Lot 13
  • 13

Édouard Vuillard

Estimate
500,000 - 700,000 USD
bidding is closed

Description

  • Edouard Vuillard
  • Madame Vuillard avec une tasse rose
  • Stamped E. Vuillard (lower right)
  • Oil and tempera on board laid down on cradled panel
  • 8 5/8 by 8 7/8 in.
  • 22 by 22.4 cm

Provenance

Galerie Renou et Colle, Paris (acquired in 1942)

Jacques Dubourg, Paris

Acquired from the above on May 12, 1971

Exhibited

Paris, Galerie Hector Brame, Vuillard: Hommage à Madame Vuillard, 1953 (not included in catalogue)

Literature

André Chastel, "Vuillard," Art News Annual, 23, New York, 1954, illustrated p. 46

Antoine Salomon & Guy Cogeval, Vuillard, The Inexhaustible Glance, Critical Catalogue of Paintings and Pastels, vol. I, Milan, 2003, no. IV-113, illustrated p. 289

Condition

The card is laid down to a cradled panel, and the work appears to be structurally sound. A worn crease is evident at the lower left corner, and there are small losses to the corners at the upper left and right. The bottom right corner is slightly frayed. Under UV, there is no evidence of retouching.
In response to your inquiry, we are pleased to provide you with a general report of the condition of the property described above. Since we are not professional conservators or restorers, we urge you to consult with a restorer or conservator of your choice who will be better able to provide a detailed, professional report. Prospective buyers should inspect each lot to satisfy themselves as to condition and must understand that any statement made by Sotheby's is merely a subjective qualified opinion.
NOTWITHSTANDING THIS REPORT OR ANY DISCUSSIONS CONCERNING CONDITION OF A LOT, ALL LOTS ARE OFFERED AND SOLD "AS IS" IN ACCORDANCE WITH THE CONDITIONS OF SALE PRINTED IN THE CATALOGUE.

Catalogue Note

Vuillard spent the majority of his career studying interior spaces. Be they depictions of seamstresses in his mother’s studio or still-lifes in his own apartment, his compositions evidence his fascination with texture, pattern and warm light. The present work dates from the height of his involvement with the Nabis, when his exploration of the juxtapositions of patterns and the manipulation of spatial perspective were at their most radical. The subject depicted here is the artist’s mother, whom Vuillard lived with for much of his adult life until her death in 1928. “My mother is my muse” he once proclaimed, and indeed her presence in his art resulted in some of the most dynamic compositions in his career.  In many of these compositions during the 1890s onwards, Mme Vuillard herself became a feature of the interior space and her activities, such as sewing or mending, often complemented the aesthetic theme of her son’s pictures (fig 1).

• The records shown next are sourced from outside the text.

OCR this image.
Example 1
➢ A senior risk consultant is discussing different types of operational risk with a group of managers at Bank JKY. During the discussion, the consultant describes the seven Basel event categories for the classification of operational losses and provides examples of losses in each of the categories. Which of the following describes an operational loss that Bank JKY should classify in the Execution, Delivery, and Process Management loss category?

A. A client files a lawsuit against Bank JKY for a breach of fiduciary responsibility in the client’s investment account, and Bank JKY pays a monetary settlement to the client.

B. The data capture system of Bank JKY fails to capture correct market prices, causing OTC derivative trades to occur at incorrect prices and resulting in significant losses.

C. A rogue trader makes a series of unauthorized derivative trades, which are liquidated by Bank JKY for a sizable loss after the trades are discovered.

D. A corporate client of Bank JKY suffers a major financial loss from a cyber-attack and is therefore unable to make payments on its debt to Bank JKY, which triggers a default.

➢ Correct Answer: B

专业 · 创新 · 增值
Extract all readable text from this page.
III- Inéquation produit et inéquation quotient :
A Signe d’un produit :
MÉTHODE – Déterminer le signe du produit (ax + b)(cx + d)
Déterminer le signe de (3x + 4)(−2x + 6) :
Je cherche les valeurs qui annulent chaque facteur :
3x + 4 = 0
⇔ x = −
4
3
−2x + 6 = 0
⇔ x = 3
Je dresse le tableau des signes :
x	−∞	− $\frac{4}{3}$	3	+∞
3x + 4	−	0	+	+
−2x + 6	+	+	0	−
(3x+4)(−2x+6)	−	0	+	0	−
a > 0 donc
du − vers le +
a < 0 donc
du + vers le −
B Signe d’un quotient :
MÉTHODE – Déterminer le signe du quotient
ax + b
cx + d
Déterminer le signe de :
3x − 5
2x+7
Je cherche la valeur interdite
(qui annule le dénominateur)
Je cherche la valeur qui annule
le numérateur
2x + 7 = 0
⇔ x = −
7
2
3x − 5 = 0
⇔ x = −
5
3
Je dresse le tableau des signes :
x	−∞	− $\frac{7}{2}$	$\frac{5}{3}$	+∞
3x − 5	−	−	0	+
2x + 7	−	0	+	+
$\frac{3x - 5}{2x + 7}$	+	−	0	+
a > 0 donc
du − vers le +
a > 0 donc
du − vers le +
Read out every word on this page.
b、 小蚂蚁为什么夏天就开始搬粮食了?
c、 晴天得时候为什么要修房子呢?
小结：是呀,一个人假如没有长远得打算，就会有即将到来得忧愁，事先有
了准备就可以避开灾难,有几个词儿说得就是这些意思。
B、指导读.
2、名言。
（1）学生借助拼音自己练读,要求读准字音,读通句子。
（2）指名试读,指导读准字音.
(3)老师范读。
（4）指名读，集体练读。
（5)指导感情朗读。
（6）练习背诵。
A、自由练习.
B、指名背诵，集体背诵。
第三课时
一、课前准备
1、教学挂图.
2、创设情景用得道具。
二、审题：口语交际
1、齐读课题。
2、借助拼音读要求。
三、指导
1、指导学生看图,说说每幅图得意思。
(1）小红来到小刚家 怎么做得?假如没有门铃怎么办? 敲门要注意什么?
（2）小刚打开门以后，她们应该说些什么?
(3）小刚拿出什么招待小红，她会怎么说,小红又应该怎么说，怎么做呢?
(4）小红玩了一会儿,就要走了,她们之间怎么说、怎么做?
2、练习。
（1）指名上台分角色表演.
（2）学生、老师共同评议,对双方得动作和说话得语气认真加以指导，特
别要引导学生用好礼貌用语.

Vuillard never tired of exploring the rich ambiguities contained in a domestic space, and the present composition is an eloquent example of this subject’s force. Vuillard’s predilection for domestic interiors finds a clear lineage in the works of the Dutch and French Old Masters. On his visits to the Louvre, the artist would have seen masterpieces by Jean-Baptiste-Siméon Chardin and Johannes Vermeer. Vuillard would seek a similar intimacy in his domestic scenes from the 1890s though he would use entirely different means. Breaking away from the naturalist precision of these masters, Vuillard sought a Symbolist interpretation that would infer rather than describe.

Elizabeth Wynne Easton suggests that the Symbolist literature published at the time was a significant influence in this regard, and particularly for the artist’s series of seamstress portraits: "In  fact,  these paintings of  women sewing constitute a visual  demonstration of Stéphane Mallarmé’s notion that one must express the effect something produces rather than the thing itself: 'To name an object is to suppress three-fourths of the enjoyment... to  suggest it, that is the dream.'... Although he blurred the individuality of his subjects in these works, Vuillard always rooted his Symbolist sensibility in the familiar..." (Elizabeth W. Easton, The Intimate Interiors of Edouard Vuillard (exhibition catalogue), Houston, Museum of Fine Arts; Washington, D.C., Smithsonian Institution, 1989, pp. 34-35).